The London Underground has begun gathering information from customers in order to improve congestion within stations, the Transport for London (TFL) has said.
TFL said it has worked closely with the Information Commissioner's Office to ensure privacy concerns and transparency were actively considered and addressed.
The "depersonalised data collection" began on Monday and will "look to harness existing WI-FI connection data from more than 260 WI-FI enabled London Underground stations to understand how people navigate the network".
TFL insists that the system will automatically depersonalise data, with no browsing or historical data collected from any devices. It hopes that the depersonalised WI-FI data can then be used to "provide better, more targeted information to its customers as they move around London" and help them better plan their journeys to avoid congestion.
In 2016, TFL held a pilot test lasting four weeks to test WI-FI data collection technology across 54 of the 270 London Underground's stations within Zones 1 to 4. During this test, 509 million pieces of depersonalised data was collected from 5.6 million mobile devices. The information was then analysed by TFL's analytics team.

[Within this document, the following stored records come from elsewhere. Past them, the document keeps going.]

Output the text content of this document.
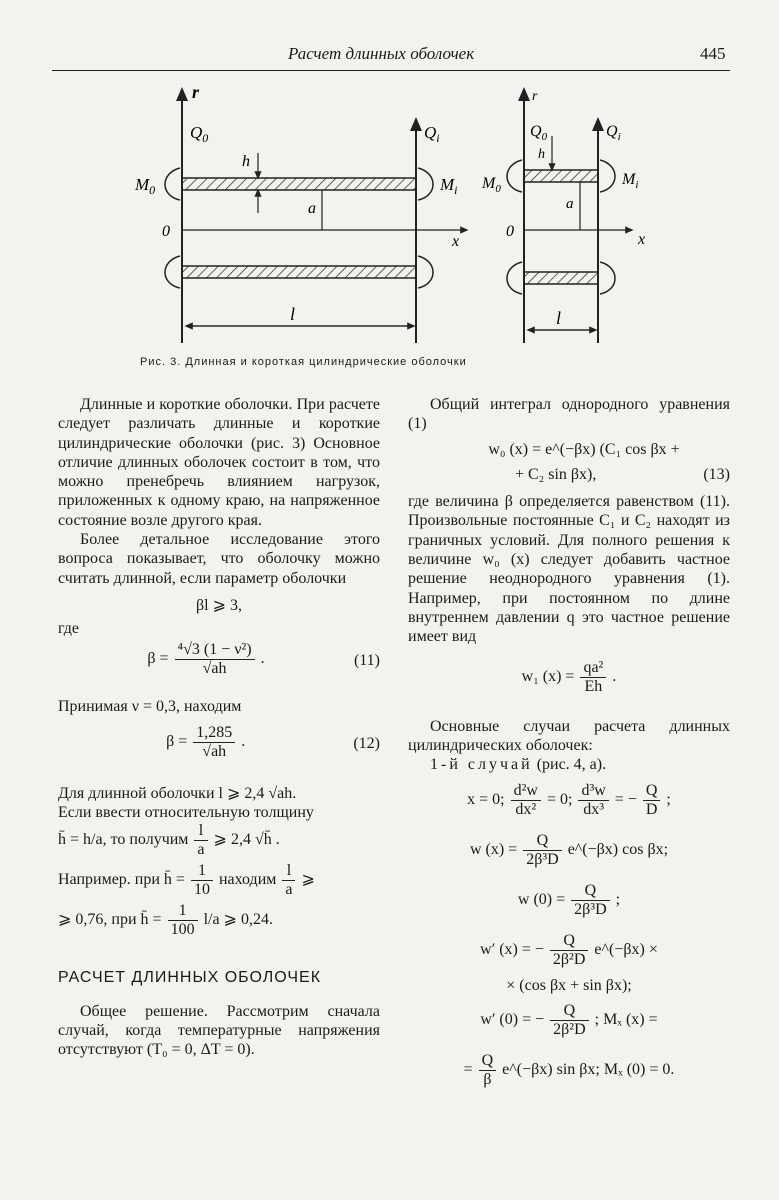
Расчет длинных оболочек	445
r
$Q_0$	$Q_i$
$M_0$	$M_i$
h
a
0
x
l
r
$Q_0$	$Q_i$
$M_0$
$M_i$
h
a
0	x
l
Рис. 3. Длинная и короткая цилиндрические оболочки

Длинные и короткие оболочки. При расчете следует различать длинные и короткие цилиндрические оболочки (рис. 3) Основное отличие длинных оболочек состоит в том, что можно пренебречь влиянием нагрузок, приложенных к одному краю, на напряженное состояние возле другого края.

Более детальное исследование этого вопроса показывает, что оболочку можно считать длинной, если параметр оболочки

βl ⩾ 3,

где

$\beta = \frac{\text{⁴√3 (1 − ν²)}}{√ah}$ .	(11)

Принимая ν = 0,3, находим

$\beta = \frac{1,285}{√ah}$ .	(12)

Для длинной оболочки l ⩾ 2,4 √ah.

Если ввести относительную толщину

h̄ = h/a, то получим $\frac{l}{a}$ ⩾ 2,4 √h̄ .
Например. при h̄ = $\frac{1}{10}$ находим $\frac{l}{a}$ ⩾
⩾ 0,76, при h̄ = $\frac{1}{100} l/a$ ⩾ 0,24.

РАСЧЕТ ДЛИННЫХ ОБОЛОЧЕК

Общее решение. Рассмотрим сначала случай, когда температурные напряжения отсутствуют (T₀ = 0, ΔT = 0).

Общий интеграл однородного уравнения (1)

w₀ (x) = e^(−βx) (C₁ cos βx +

+ C₂ sin βx),	(13)

где величина β определяется равенством (11). Произвольные постоянные C₁ и C₂ находят из граничных условий. Для полного решения к величине w₀ (x) следует добавить частное решение неоднородного уравнения (1). Например, при постоянном по длине внутреннем давлении q это частное решение имеет вид

w₁ $(x) = \frac{\text{qa²}}{Eh}$ .

Основные случаи расчета длинных цилиндрических оболочек:

1-й случай (рис. 4, а).

x = 0; $\frac{\text{d²w}}{\text{dx²}} = 0$; $\frac{\text{d³w}}{\text{dx³}}$ = − $\frac{Q}{D}$ ;
w $(x) = \frac{Q}{\text{2β³D}}$ e^(−βx) cos βx;
w $(0) = \frac{Q}{\text{2β³D}}$ ;
w′ (x) = − $\frac{Q}{\text{2β²D}}$ e^(−βx) ×

× (cos βx + sin βx);

w′ (0) = − $\frac{Q}{\text{2β²D}}$ ; Mₓ (x) =
= $\frac{Q}{\beta}$ e^(−βx) sin βx; Mₓ (0) = 0.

TFL offers a list of benefits for customers from using the data, such as:
TFL notes that it could also incorporate the crowding data into TFL's app to allow app developers, academics and businesses to further utilise the data for new products and services.
It also states that the data will highlight the effectiveness and accountability of its advertising estate based on accurate volumes of customers. TFL says "Being able to reliably demonstrate this should improve commercial revenue which can then be reinvested back into the transport network."
Customers who do not wish for their data to be collected must turn the WI-FI off on their devices.
Chief Data Officer at Transport for London Lauren Sager Weinstein said:
"The benefits this new depersonalised dataset could unlock across our network—from providing customers with better alerts about overcrowding to helping station staff have a better understanding of the network in near-real time — are enormous.
"By better understanding overall patterns and flows, we can provide better information to our customers and help us plan and operate our transport network more effectively for all.
"While I am excited about the potential of this new dataset, I am equally mindful of the responsibility that comes with it. We take our customers' privacy extremely seriously and will not identify individuals from the Wi-Fi data collected.
"Transparency, privacy and ethics need to be at the forefront of data work in society and we recognise the trust that our customers place in us, and safeguarding our customers' data is absolutely fundamental."